De Beers CEO Bruce Cleaver said, although the ASM sector provided critical income for many poverty-affected communities, it lacked access to established international markets and the ability to derive fair value for participants due to parts of it being largely informal and unregulated.
"By providing a secure route to market, offering fair prices and helping raise standards, we hope to play a role in enhancing the prospects for those working in the sector, while also potentially opening up a new source of supply for De Beers over the longer term."
Gemfair and the Diamond Development Initiative will partner to ensure miners that want to participate are certified by the DDI as meeting its standards, as well as meet the standards specified by GemFair.
De Beers will then provide the certified and qualified miners with an app and dedicated tablet equipped with diamond ‘toolkit' support that will allow them to digitally track ASM diamonds through the value chain.
The software will use GPC locations and QR-coded ‘bag and tag' equipment and be able to work on- and offline. The hardware includes solar chargers to be able to work in rural conditions.
"If proved successful, the technology used in GemFair will be integrated with the diamond industry blockchain platform De Beers is currently developing, allowing the ASM sector to participate in the blockchain and providing an added layer of assurance for ASM production," De Beers said.
Sierra Leone was chosen as the pilot country, as a number of artisanal mining sites in Sierra Leone are already participating in the DDI's Maendeleo diamond standards programme and the government has made noticeable advancements to formalise the ASM sector.
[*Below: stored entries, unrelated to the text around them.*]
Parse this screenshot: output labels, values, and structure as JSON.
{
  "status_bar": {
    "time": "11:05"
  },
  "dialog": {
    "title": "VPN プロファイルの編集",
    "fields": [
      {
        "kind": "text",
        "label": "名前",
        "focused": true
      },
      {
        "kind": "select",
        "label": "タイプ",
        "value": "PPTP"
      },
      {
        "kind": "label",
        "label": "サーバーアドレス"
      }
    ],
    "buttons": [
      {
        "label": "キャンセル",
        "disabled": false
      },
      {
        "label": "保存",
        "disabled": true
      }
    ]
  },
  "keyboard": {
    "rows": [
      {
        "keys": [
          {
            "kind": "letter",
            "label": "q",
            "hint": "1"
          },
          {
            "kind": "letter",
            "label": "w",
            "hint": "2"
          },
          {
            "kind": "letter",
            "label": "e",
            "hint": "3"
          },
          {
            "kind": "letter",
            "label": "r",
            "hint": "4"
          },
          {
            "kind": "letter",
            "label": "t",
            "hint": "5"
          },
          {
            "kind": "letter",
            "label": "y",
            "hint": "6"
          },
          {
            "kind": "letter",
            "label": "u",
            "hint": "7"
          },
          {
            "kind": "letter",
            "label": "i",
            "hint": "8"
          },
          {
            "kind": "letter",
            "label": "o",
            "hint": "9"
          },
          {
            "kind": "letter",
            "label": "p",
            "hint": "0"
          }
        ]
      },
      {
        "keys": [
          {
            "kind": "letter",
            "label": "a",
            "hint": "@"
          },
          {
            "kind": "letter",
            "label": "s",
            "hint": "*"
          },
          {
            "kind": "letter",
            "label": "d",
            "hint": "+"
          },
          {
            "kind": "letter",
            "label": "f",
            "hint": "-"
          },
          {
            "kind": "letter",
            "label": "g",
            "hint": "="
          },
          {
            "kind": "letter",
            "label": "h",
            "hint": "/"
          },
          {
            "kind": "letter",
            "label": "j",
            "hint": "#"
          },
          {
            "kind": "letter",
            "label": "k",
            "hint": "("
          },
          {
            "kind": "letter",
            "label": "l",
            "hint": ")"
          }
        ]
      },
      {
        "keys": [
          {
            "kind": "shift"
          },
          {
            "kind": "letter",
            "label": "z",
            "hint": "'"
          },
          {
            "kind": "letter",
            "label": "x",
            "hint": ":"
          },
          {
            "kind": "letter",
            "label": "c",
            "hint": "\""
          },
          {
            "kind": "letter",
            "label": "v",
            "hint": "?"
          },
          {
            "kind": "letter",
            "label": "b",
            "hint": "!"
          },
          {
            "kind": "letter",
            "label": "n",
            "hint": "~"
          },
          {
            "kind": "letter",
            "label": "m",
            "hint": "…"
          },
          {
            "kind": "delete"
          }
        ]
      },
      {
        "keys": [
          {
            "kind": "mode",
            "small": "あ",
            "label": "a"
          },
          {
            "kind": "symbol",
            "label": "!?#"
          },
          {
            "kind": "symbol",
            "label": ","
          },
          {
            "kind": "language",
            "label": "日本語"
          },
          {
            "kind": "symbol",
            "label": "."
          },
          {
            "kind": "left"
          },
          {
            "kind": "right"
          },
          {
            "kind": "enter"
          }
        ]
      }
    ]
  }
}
DDI executive director Dorothee Gizenga said the DDI was focused on ensuring ASM miners had access to opportunities, information and tools needed to help create self-sustaining communities and formally recognise the sector's contribution to economic development.
"We believe GemFair has the potential to significantly transform the sector by providing a new and secure route to market … we look forward to continuing to work with De Beers, the government of Sierra Leone and all other stakeholders as we progress," she said.
In the pre-pilot phase starting this month, GemFair and the DDI will work together to set up a local presence in Sierra Leone to ensure standards are being met, participating miners are trained to use the technology, and they understand the diamond classification.
Once sites are sufficiently compliant and the technology is working effectively, the pilot will start, with GemFair starting to buy diamonds from participating miners. It aims for the first purchase to take place later in the year.
No miner will be obligated to sell to GemFair if they decide not to and any approved purchases will be sold via De Beers' auction sales channel.